No, The Nazis Weren’t Big on Free Speech
Reject this bizarre slander whenever you hear it.

When I think of Nazi Germany, “free-wheeling marketplace of ideas” isn’t the first thing that springs to mind.
And yet, last week Face the Nation’s Margaret Brennan, in her relentless quest to surrender as much of CBS’s credibility as possible, claimed the Third Reich was a place where “free speech was weaponized to conduct a genocide.” This astonishing statement was followed by a 60 Minutes segment covering German police efforts to tackle hate speech and misinformation online. The piece approvingly documented raids by armed German police officers of the houses of German citizens found guilty of offensive tweets and memes.
Yes, that’s right. Uniformed men with guns kicked down doors to arrest people for things they’d written. But it’s the memesters who are supposed to remind us of Nazis.
Believe it if you can, dear reader.
You know who else liked free speech…?
The not-so-subtly implied takeaway from both pieces and others like them is that free expression, whether tweets from German shitposters or speeches by the Vice President of the United States, is a slippery slope that leads directly to Hitler.
It’s a tragically ignorant thing to believe when you look at the facts, as I will soon demonstrate. But it’s downright sinister when promoted by representatives of the supposedly free press, who should (and probably do) know better. The whole thing drips with authoritarian condescension, so let’s put this myth to rest with extreme prejudice.
Free speech absolutely did NOT bring the Nazis to power, nor was it championed by them once they were in power.
The truth is almost the exact inverse.
Censorship and speech restriction were instrumental to the Nazis’ rise as well as their reign of terror.
Don’t fall for the Weimar Fallacy
It’s often suggested that if only the German government had tamped down on the Nazis when they were a fledgling political movement, Hitler would never have come to power.
This is called the Weimar Fallacy (because Germany’s government was called the Weimar Republic at the time) and it’s completely ahistorical. Germany did have laws limiting speech on a number of issues, including antisemitism, and the Weimar government frequently used those laws to crackdown on Nazis. They’d disrupt Nazi events, deplatform speakers, and even imprison prominent party members, such as Julius Streicher, founder of the racist, antisemitic newspaper, Der Stürmer.
All this did was make the Nazis more popular.

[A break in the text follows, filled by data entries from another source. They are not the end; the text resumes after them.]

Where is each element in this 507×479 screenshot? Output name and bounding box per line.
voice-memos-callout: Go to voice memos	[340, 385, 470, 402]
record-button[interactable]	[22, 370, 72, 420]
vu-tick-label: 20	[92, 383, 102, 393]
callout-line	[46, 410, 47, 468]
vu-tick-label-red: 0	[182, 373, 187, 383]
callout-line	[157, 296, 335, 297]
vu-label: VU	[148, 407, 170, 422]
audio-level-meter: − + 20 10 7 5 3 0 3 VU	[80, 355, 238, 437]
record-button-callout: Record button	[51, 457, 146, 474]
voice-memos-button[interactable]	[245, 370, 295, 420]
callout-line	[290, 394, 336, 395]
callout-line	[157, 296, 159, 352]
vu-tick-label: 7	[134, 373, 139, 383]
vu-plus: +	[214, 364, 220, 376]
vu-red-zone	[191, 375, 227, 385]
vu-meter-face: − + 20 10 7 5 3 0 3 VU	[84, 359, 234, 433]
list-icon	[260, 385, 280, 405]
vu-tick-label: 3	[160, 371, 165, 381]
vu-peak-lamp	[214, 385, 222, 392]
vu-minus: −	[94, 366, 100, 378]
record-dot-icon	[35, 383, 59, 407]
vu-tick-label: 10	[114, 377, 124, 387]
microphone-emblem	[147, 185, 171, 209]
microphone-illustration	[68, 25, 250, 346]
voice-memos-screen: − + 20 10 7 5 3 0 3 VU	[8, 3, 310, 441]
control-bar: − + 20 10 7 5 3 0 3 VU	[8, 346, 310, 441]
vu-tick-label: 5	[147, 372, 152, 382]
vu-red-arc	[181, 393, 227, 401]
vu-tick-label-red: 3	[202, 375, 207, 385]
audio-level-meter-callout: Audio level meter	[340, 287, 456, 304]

It allowed them to portray themselves as victims of a tyrannical government which despised its own loyal citizens. This resonated deeply with many Germans in the 1920s and 30s, who also felt betrayed by their government after its capitulation in the First World War. Foreign boots had never touched German soil the entire war, and yet ordinary Germans were subjected to harsh sanctions and humiliating poverty as though they were an occupied nation. Mismanagement and bad economic policy furthered the suffering of average people, who felt they had no true representation in their government.
Hitler attributed this degraded state of affairs to systemic corruption by conspiratorial forces, and the fact that the system kept conspiring to silence him only strengthened his case.
Assume your opponent will one day have access to your weapons
Once in power, the Nazis used the very same censorship laws they suffered under to oppress their opposition.
The original speech codes were designed to stamp out radicalism, so all the Nazis had to do was define their opponents as radicals. Then they could justify their own brutal crackdowns as matters of national safety. Cue uniformed policemen kicking down doors and burning books in the town square.
Even in Hitler’s inner circle, a culture of censorship prevailed.
He’d fire military experts and policymakers when their observations about reality didn’t line up with his preferences. A constant fear of saying the wrong thing permeated amongst his most trusted advisors, until only sycophants and yes-men remained. Ultimately, Hitler’s severance from objective truth led to catastrophic strategic blunders that unraveled the Third Reich at the cost of millions of German lives (and tens of millions of non-German lives).
So, no. Free speech wasn’t involved in any part of this.
Fear isn’t a good reason to accept bad arguments
One has to wonder why anyone would even attempt to argue such a ridiculous and easily disproved point.
Undoubtedly fear has something to do with the answer.
I know lots of people are unsettled by the shameful rhetoric that’s thrown around these days. Many are also disconcerted by the rapid decentralization of information that’s occurred over the past decade, making it easier than ever for unscrupulous actors to gain audiences and influence. Many also see one-too-many reminders of the not-so-distant past.
Hitler’s era was also one of massive technological change and radical populism.
But if you really believe, as many do, that we’re living in a similar time, it might be wise to consider what really happened back then. What was tried? What failed? What should we learn from one of the darkest eras of human existence?
And why should we listen to those who refuse to learn?